Следом за ним мчались – не очень быстро, проваливаясь в снег, но уверенно – два амфициона. Я и раньше видел этих мощных зверей, похожих одновременно на волков и на медведей, но никогда с ними не сталкивался близко, Олег Фирсов (жаль его…), наш «палеоэксперт», утверждал, что эти животные редки и не ходят стаями. Похоже, что так оно и было (два – это скорей семья, не стая), но двухметровые в длину (и метр в холке!) зверюги и в одиночку были достаточно опасны…
На бегу выхватывая револьвер, я бросился наперерез зверям – между ними и лыжником. Тот – смелый парень! – увидев помощь, не стал убегать дальше, а круто затормозил, развернулся, сбрасывая лыжи. Я тоже выскочил из креплений и вскинул оружие.
О дьявол! Курок звонко тикнул, ударив в покрытый замерзшим слоем сала патрон!
Я успел нажать спуск еще дважды, а потом, отбросив наган, выхватил палаш и приготовился.
Передний амфицион с глухим хрипом прыгнул, насаживаясь на лезвие и своей тяжестью свалив и вмяв меня в снег. Отталкивая бьющуюся и ревущую тяжеленную тушу, я увидел разверстую вонючую пасть второго зверя, успел подставить плечо, вытаскивая дагу, но размаха для удара не было, а мощные клыки драли уже мех куртки. Над животным появилась голова человека – в капюшоне, в меховой маске – сверкнула сталь длинного кинжала, с коротким хрустом погружаясь в бок животного и, кажется, под лопатку. Потом человек отвалил убитого им амфициона, а я, отпихнув первого, переставшего дергаться, поднялся на ноги, придерживая плечо.
– У вас тут опасно, – заметил я по-русски. И впервые нормально посмотрел – вблизи и внимательно – на спасенного-спасителя.

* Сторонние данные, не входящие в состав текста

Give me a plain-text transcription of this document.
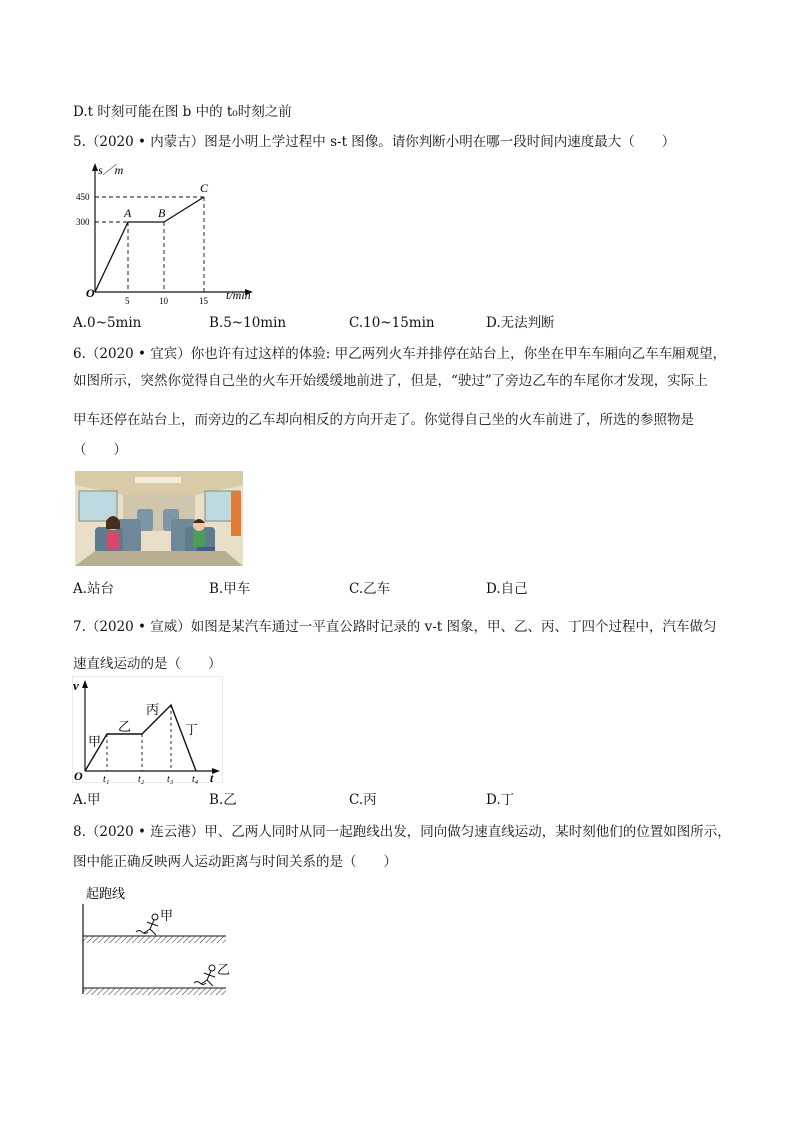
D.t 时刻可能在图 b 中的 t₀时刻之前
5.（2020 • 内蒙古）图是小明上学过程中 s-t 图像。请你判断小明在哪一段时间内速度最大（　　）
s／m
450
300
O
5	10	15 t/min
A B
C
A.0~5min	B.5~10min	C.10~15min	D.无法判断
6.（2020 • 宜宾）你也许有过这样的体验: 甲乙两列火车并排停在站台上，你坐在甲车车厢向乙车车厢观望，
如图所示，突然你觉得自己坐的火车开始缓缓地前进了，但是，“驶过”了旁边乙车的车尾你才发现，实际上
甲车还停在站台上，而旁边的乙车却向相反的方向开走了。你觉得自己坐的火车前进了，所选的参照物是
（　　）
A.站台	B.甲车	C.乙车	D.自己
7.（2020 • 宣威）如图是某汽车通过一平直公路时记录的 v-t 图象，甲、乙、丙、丁四个过程中，汽车做匀
速直线运动的是（　　）
v
O	t
甲
乙
丙
丁
t₁	t₂ t₃ t₄
A.甲	B.乙	C.丙	D.丁
8.（2020 • 连云港）甲、乙两人同时从同一起跑线出发，同向做匀速直线运动，某时刻他们的位置如图所示，
图中能正确反映两人运动距离与时间关系的是（　　）
起跑线
甲
乙
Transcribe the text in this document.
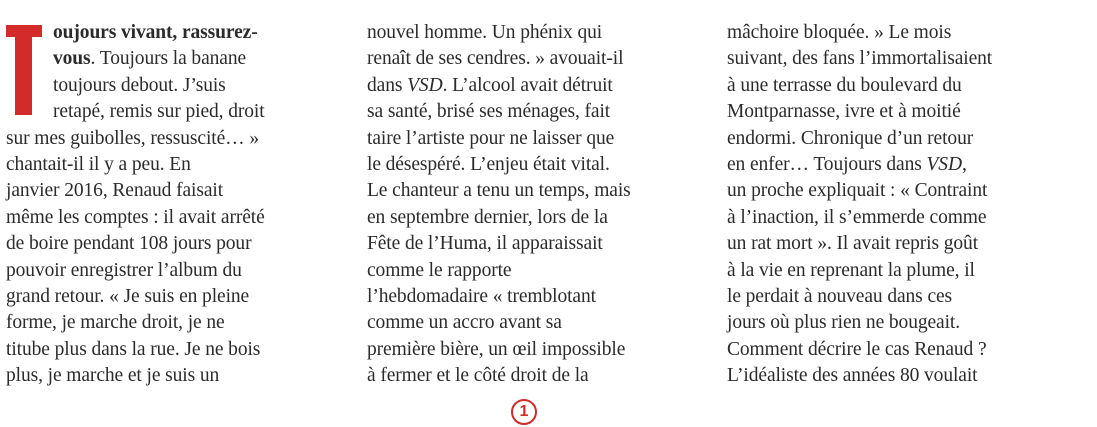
oujours vivant, rassurez-
vous. Toujours la banane
toujours debout. J’suis
retapé, remis sur pied, droit
sur mes guibolles, ressuscité… »
chantait-il il y a peu. En
janvier 2016, Renaud faisait
même les comptes : il avait arrêté
de boire pendant 108 jours pour
pouvoir enregistrer l’album du
grand retour. « Je suis en pleine
forme, je marche droit, je ne
titube plus dans la rue. Je ne bois
plus, je marche et je suis un
nouvel homme. Un phénix qui
renaît de ses cendres. » avouait-il
dans VSD. L’alcool avait détruit
sa santé, brisé ses ménages, fait
taire l’artiste pour ne laisser que
le désespéré. L’enjeu était vital.
Le chanteur a tenu un temps, mais
en septembre dernier, lors de la
Fête de l’Huma, il apparaissait
comme le rapporte
l’hebdomadaire « tremblotant
comme un accro avant sa
première bière, un œil impossible
à fermer et le côté droit de la
mâchoire bloquée. » Le mois
suivant, des fans l’immortalisaient
à une terrasse du boulevard du
Montparnasse, ivre et à moitié
endormi. Chronique d’un retour
en enfer… Toujours dans VSD,
un proche expliquait : « Contraint
à l’inaction, il s’emmerde comme
un rat mort ». Il avait repris goût
à la vie en reprenant la plume, il
le perdait à nouveau dans ces
jours où plus rien ne bougeait.
Comment décrire le cas Renaud ?
L’idéaliste des années 80 voulait
1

А он почему-то не двигался – стоял, опустив руки (в одной кинжал, с которого капала кровь, – очень знакомый кинжал…) Я быстро перевел взгляд выше – на закрытое маской лицо, почему-то ничего не говоря, а только пытаясь рассмотреть глаза в узкой прорези маски.
Рука в меховой трехпалой краге поднялась к лицу и с силой потянула маску – со щелчком лопнула завязка где-то под капюшоном. Маска упала в снег, почти брошенная к моему нагану.
– Как долго, – сказала Танюшка. – Как долго я тебя ждала… Вот твои часы, Олег.
И рухнула в снег – на колени – к моим ногам.
* * *
Некоторое время я опасался, что Танюшка сойдет с ума. После короткого ступора, в течение которого она цеплялась за мои колени, девчонка начала хохотать, что-то бессвязно выкрикивать, тормошить меня и не в шутку колотить в плечи и грудь кулаками. Потом – повисла на мне, стиснула и – не заплакала, нет; слезы брызнули у нее из глаз ручьями.
И тогда я почувствовал, что тоже плачу. И было это невероятно легко, а главное – эти слезы приносили облегчение, словно вымывали из меня тот комок, в который я скрутил себя почти два года назад, чтобы сохранить достоинство, волю и мужество. Я плакал, захлебывался слезами, ничего не видел и стискивал Танюшку в объятьях, счастливо до головокружения понимая: я дошел! я добрался! я живой! это – правда, это все правда!!! Ноги перестали нас держать, и мы рухнули в снег, не разжимая объятий и не переставая плакать. Я хотел сказать Танюшке все-все, что думал, на что надеялся, чего хотел, к чему стремился, что со мной было – но каждый раз, открывая рот, давился новым счастливым рыданием, ощущая только, как Танюшка неистово кивает: да, да, я все знаю, я все понимаю, я же все это пережила вместе с тобой!!!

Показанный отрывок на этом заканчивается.